No deal Brexit will bring 0% temporary tariffs on bicycle goods

The government has announced temporary tariffs on bicycles of zero, should the UK leave the European Union with a ‘no-deal Brexit’.

As the Brexit deadline of 29 March edges ever closer, the government has been readying business for the implications of a “no deal” situation. In that event, as the Bicycle Association (BA) noted, temporary tariffs have been set out, with a zero tariff on all bicycle goods, while the e-bike rate would remain at 6%. These tariffs would apply for “up to 12 months”. Based on the announcement, the BA has initially said that the zero tariff appears to apply to all conventional bicycles, parts and accessories, aside from e-bikes and speed pedelecs.
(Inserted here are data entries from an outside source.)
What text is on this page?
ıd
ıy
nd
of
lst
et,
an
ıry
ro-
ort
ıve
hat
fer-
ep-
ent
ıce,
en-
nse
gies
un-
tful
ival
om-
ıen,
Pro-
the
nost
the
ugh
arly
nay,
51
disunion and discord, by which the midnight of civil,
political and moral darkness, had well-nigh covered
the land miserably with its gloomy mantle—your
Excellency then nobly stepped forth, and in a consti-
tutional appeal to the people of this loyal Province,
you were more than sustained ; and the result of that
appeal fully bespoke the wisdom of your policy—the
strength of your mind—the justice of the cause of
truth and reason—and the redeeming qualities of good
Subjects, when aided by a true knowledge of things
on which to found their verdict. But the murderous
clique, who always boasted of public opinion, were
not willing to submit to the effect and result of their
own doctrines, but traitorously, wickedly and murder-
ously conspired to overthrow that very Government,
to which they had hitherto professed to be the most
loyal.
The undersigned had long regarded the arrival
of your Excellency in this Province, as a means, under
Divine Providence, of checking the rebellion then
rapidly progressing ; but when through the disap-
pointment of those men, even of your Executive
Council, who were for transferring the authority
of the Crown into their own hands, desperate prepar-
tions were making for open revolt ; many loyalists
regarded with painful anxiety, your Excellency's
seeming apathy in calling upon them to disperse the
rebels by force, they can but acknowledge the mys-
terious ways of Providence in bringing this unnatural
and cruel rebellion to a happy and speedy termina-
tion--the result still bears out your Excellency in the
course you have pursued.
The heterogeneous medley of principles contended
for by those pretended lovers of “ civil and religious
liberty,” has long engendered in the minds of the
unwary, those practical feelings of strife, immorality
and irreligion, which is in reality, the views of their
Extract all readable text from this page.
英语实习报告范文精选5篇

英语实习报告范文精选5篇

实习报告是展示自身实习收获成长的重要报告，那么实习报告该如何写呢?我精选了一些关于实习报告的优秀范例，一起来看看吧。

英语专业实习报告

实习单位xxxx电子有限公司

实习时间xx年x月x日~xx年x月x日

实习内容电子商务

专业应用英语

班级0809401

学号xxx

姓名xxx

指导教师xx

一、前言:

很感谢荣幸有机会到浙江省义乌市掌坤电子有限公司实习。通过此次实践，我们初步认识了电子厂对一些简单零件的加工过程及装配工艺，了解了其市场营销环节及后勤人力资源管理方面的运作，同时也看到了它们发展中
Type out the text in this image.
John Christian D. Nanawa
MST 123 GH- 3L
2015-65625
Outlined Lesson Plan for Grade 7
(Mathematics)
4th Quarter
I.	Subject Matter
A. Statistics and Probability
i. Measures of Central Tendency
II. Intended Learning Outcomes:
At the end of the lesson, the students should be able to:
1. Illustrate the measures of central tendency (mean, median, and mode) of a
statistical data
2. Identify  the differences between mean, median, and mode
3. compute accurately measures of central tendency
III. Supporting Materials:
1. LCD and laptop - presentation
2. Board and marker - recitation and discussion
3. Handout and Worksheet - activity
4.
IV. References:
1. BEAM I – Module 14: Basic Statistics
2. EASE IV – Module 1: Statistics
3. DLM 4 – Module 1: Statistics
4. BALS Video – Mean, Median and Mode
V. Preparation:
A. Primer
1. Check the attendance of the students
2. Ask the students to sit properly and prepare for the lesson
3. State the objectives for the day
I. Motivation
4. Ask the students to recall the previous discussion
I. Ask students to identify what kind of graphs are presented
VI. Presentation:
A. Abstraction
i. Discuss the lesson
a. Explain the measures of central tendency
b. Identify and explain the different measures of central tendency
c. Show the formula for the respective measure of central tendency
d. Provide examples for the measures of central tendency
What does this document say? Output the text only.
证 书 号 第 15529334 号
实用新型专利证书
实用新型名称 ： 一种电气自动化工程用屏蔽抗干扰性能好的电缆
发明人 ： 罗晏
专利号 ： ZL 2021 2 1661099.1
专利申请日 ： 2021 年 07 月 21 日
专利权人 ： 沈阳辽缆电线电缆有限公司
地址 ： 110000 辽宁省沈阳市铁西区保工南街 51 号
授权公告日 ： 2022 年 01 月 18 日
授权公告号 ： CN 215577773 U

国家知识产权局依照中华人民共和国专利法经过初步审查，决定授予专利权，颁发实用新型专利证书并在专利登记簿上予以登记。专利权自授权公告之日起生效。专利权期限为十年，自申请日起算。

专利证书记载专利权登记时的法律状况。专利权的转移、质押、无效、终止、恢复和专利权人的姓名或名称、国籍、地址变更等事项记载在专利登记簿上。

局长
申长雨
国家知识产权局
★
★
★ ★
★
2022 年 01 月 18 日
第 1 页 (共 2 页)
Notably, the documents are in draft form, so there may yet be changes from UK Gov.

While the news does give bicycle importers some further clarity, the situation is still in flux. Tonight (13 March 2019), Parliament will vote on whether to ask the EU for a delay to its exit, which may affect the prospects of a “no deal” Brexit. Otherwise, “no deal” looks very likely.

This latest announcement stated that around 87% (by value) of imported goods would see a zero tariff in a “no deal” Brexit (around 80% of imported goods (by value) are currently tariff-free, according to the BBC). The government said: “British businesses would not pay customs duties on the majority of goods when importing into the UK if we leave the European Union without an agreement.”

Trade Policy Minister George Hollingbery said: “Our priority is securing a deal with the European Union as this will avoid disruption to our global trading relationships. However, we must prepare for all eventualities.

“If we leave without a deal, we will set the majority of our import tariffs to zero, whilst maintaining tariffs for the most sensitive industries.

“This balanced approach will help to support British jobs and avoid potential price spikes that would hit the poorest households the hardest.

“It represents a modest liberalisation of tariffs and we will be monitoring the economy closely, as well as consulting with businesses, to decide what our tariffs should be after this transitional period.”

The BA will continue to keep a close eye on the situation and will be involved with industry consultation on new permanent rates once the temporary period ends (in the event of a “no deal” Brexit).